Seorang perempuan dan laki-laki di samping Ketua Yin membungkuk sopan kepada Hyunsik.

"Mereka membutuhkan—"

"Lebih tepatnya dia yang butuh, aku hanya mengantar," tukas laki-laki muda, yang langsung disikut oleh perempuan di sebelah.

"Iya, gadis ini membutuhkan bantuanmu. Selama tiga hari, jelaskan kepadanya hal-hal yang dia ingin tahu, ya."

"Maksudnya... dia anak magang?" tanya Hyunsik, dan si ketua menggeleng, lalu memberi kode kepada perempuan satu-satunya dalam ruangan untuk menjelaskan.

"Aku membutuhkan dokter spesialis mata untuk cerita yang akan kutulis. Ini semacam riset," jelasnya. Hyunsik pikir, perempuan itu sudah selesai berbicara, tahunya ia hanya menarik napas untuk penjelasan detail yang panjang.

"Alasan mengapa harus riset dengan dokter ahli langsung, karena informasi di internet kurang, aku juga tidak bisa memercayai sepenuhnya apa yang tertulis di artikel, terkadang pun infonya dangkal. Mengapa aku memilih Dokter Lim, sementara banyak dokter sepesialis mata di rumah sakit ini, sebab Dokter Lim yang paling kompeten, itu yang tersuara dari Dokter Kepala Yin. Oh iya, namaku Kim Sangeum. Pengarang dari... dari mana ya? Ah, benar! Sebetulnya aku pengarang lepas yang tidak terikat kontrak dengan penerbit mana pun, hehe. Mohon bantuannyaa...." Perempuan itu membungkuk sopan sekali lagi.

Hyunsik mengangguk kaku untuk tanggapan paling baik. Entah mengapa, perempuan itu yang menjelaskan panjang lebar, Hyunsik yang merasa terengah-engah.

"Kau menjelaskan segala hal, tapi lupa kepada orang yang ikut denganmu?" Laki-laki di samping Sangeum berbisik menyebalkan.
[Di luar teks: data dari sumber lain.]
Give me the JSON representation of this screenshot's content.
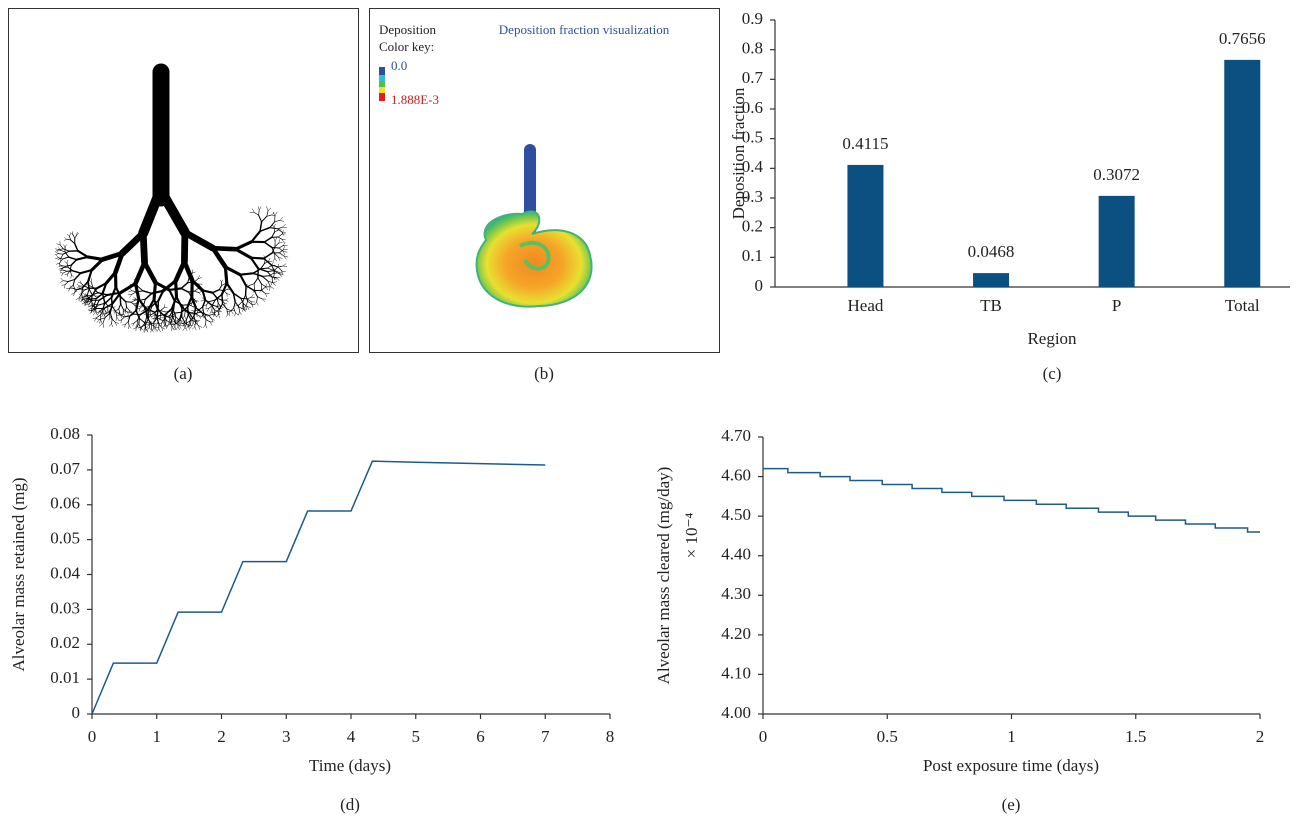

"Oya, baru ingat. Dia Jim, temanku." Sangeum menepuk keras lengan temannya secara sengaja; balasan atas bisik-bisiknya yang seperti serangga barusan.

Laki-laki itu maju selangkah. "Nama lengkapku Park Jimin, kau bisa memanggilku apa saja, Jimjim, Jim, atau Ncim? Itu yang teramat manis di antara panggilan yang tersemat untukku. Kau juga bisa memanggilku dengan lebih manis, seperti Sweatheart? Hanya saja, karena kita sesama jenis, kusarankan untuk tidak menggunakan panggilan terakhir. Salam kenal."

Sungguh, tidak ada manfaat sama sekali dari kalimat perkenalan Jimin. Sangeum sampai ingin menendang temannya, tapi bagaimana lagi, tidak mungkin bersikap lebih kasar dari mencubit pinggang Jimin. Ini mereka tengah berada bersama dua dokter yang pasti ketat menjaga etika.

"Bagaimana, Dokter Lim? Kau bisa? Katanya, dia takkan membebani dirimu, kalau kau merasa terbebani atau terganggu, boleh tidak lagi memberi informasi apa-apa." Sang ketua kembali angkat bicara.

Sejenak, Hyunsik terdiam, memandang dua orang yang menghias wajah dengan senyum paling konyol: Hyunsik hanya merasa begitu.

"Baiklah, Dok. Aku usahakan membantu, semampuku."

Keringat, pasang tangan bertaut yang bergetar, berdirinya di balik meja yang sedikit tidak tegak. Jimin memerhatikan Lim Hyunsik.

"Wuahhh! Yasss!" Sangeum gaduh, kelepasan akibat terlalu senang, sementara Jimin berdecak karena suara si teman sudah memecahkan perhatiannya.

"Norak." Desisan Jimin untuk Sangeum tidak terdengar oleh orang yang dimaksud. Namun, suara sekecil itu dapat dilihat Hyunsik.

Suara merah muda. Lim Hyunsik menyukai warna lembut Jimin.